Uma dessas inovações é a previsão, inserida na redação dada ao § 14 do artigo 37 da Constituição, de que “a aposentadoria concedida com a utilização de tempo de contribuição decorrente de cargo, emprego ou função pública, inclusive do RGPS (Regime Geral de Previdência Social), acarretará o rompimento do vínculo que gerou o referido tempo de contribuição.”

Tal redação substituiu a proposta inicial do Executivo, que previa, na forma de novo § 10 do artigo 37, que seria “vedada a percepção simultânea de proventos de aposentadoria do Regime Próprio de Previdência Social de que trata o artigo 40, de proventos de inatividade, de que tratam os artigos 42 e 142 e de proventos de aposentadoria do Regime Geral de Previdência Social, de que trata o artigo 201, decorrentes do exercício de cargo, emprego ou função pública, com a remuneração de cargo, emprego ou função pública”, ressalvados os cargos acumuláveis na forma prevista na Constituição, os cargos eletivos e os cargos em comissão declarados em lei de livre nomeação e exoneração.

Caso essa proposta viesse a ser aprovada, estaria vedada a acumulação de salário de servidor efetivo ou empregado permanente com proventos de aposentadoria decorrente de cargo ou emprego público da mesma natureza.

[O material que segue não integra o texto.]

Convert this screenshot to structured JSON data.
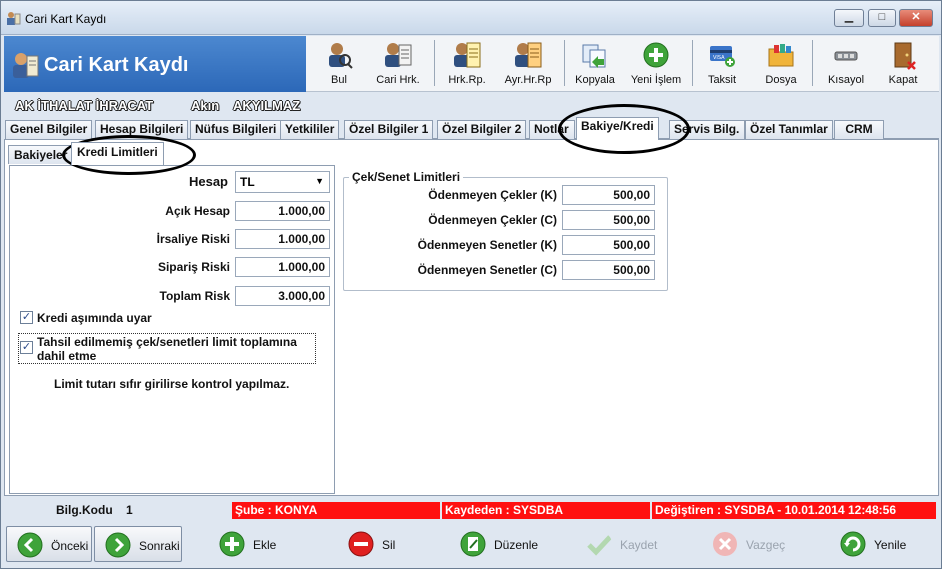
{
  "window": {
    "title": "Cari Kart Kaydı",
    "min": "▁",
    "max": "□",
    "close": "✕"
  },
  "app": {
    "title": "Cari Kart Kaydı"
  },
  "toolbar": [
    {
      "label": "Bul",
      "icon": "search-person-icon"
    },
    {
      "label": "Cari Hrk.",
      "icon": "account-moves-icon"
    },
    {
      "label": "Hrk.Rp.",
      "icon": "moves-report-icon"
    },
    {
      "label": "Ayr.Hr.Rp",
      "icon": "detailed-report-icon"
    },
    {
      "label": "Kopyala",
      "icon": "copy-icon"
    },
    {
      "label": "Yeni İşlem",
      "icon": "new-transaction-icon"
    },
    {
      "label": "Taksit",
      "icon": "installment-card-icon"
    },
    {
      "label": "Dosya",
      "icon": "folder-icon"
    },
    {
      "label": "Kısayol",
      "icon": "shortcut-icon"
    },
    {
      "label": "Kapat",
      "icon": "exit-door-icon"
    }
  ],
  "owner": {
    "company": "AK İTHALAT İHRACAT",
    "first": "Akın",
    "last": "AKYILMAZ"
  },
  "tabs": [
    "Genel Bilgiler",
    "Hesap Bilgileri",
    "Nüfus Bilgileri",
    "Yetkililer",
    "Özel Bilgiler 1",
    "Özel Bilgiler 2",
    "Notlar",
    "Bakiye/Kredi",
    "Servis Bilg.",
    "Özel Tanımlar",
    "CRM"
  ],
  "subtabs": [
    "Bakiyeler",
    "Kredi Limitleri"
  ],
  "credit": {
    "hesap_label": "Hesap",
    "hesap_value": "TL",
    "acik_hesap_label": "Açık Hesap",
    "acik_hesap": "1.000,00",
    "irsaliye_label": "İrsaliye Riski",
    "irsaliye": "1.000,00",
    "siparis_label": "Sipariş Riski",
    "siparis": "1.000,00",
    "toplam_label": "Toplam Risk",
    "toplam": "3.000,00",
    "warn_label": "Kredi aşımında uyar",
    "include_label_1": "Tahsil edilmemiş çek/senetleri limit toplamına",
    "include_label_2": "dahil etme",
    "note": "Limit tutarı sıfır girilirse kontrol yapılmaz."
  },
  "cek": {
    "title": "Çek/Senet Limitleri",
    "rows": [
      {
        "label": "Ödenmeyen Çekler (K)",
        "value": "500,00"
      },
      {
        "label": "Ödenmeyen Çekler (C)",
        "value": "500,00"
      },
      {
        "label": "Ödenmeyen Senetler (K)",
        "value": "500,00"
      },
      {
        "label": "Ödenmeyen Senetler (C)",
        "value": "500,00"
      }
    ]
  },
  "status": {
    "bilg_label": "Bilg.Kodu",
    "bilg_value": "1",
    "sube": "Şube : KONYA",
    "kaydeden": "Kaydeden : SYSDBA",
    "degistiren": "Değiştiren : SYSDBA - 10.01.2014 12:48:56"
  },
  "buttons": {
    "onceki": "Önceki",
    "sonraki": "Sonraki",
    "ekle": "Ekle",
    "sil": "Sil",
    "duzenle": "Düzenle",
    "kaydet": "Kaydet",
    "vazgec": "Vazgeç",
    "yenile": "Yenile"
  },
  "colors": {
    "banner": "#2c68b8",
    "status_red": "#ff1010",
    "green": "#3fa33a"
  }
}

E mesmo que o servidor/empregado público houvesse se aposentado pelo RGPS ele não poderia ingressar em novo cargo/emprego e acumular o benefício com a remuneração, exceto no caso de cargo em comissão.

Ao rejeitar essa proposta, porém, a comissão especial da Câmara dos Deputados que apreciou a PEC 6, de 2019, deu novo tratamento à matéria, que acabou por ser acatada pelos plenários das 2 Casas Legislativas.

Servidores públicos
Como se percebe a partir da localização do dispositivo da EC 103, de 2019, no capítulo que trata da Administração Pública, a norma se dirige a servidores públicos civis, sejam eles empregados públicos ou estatutários.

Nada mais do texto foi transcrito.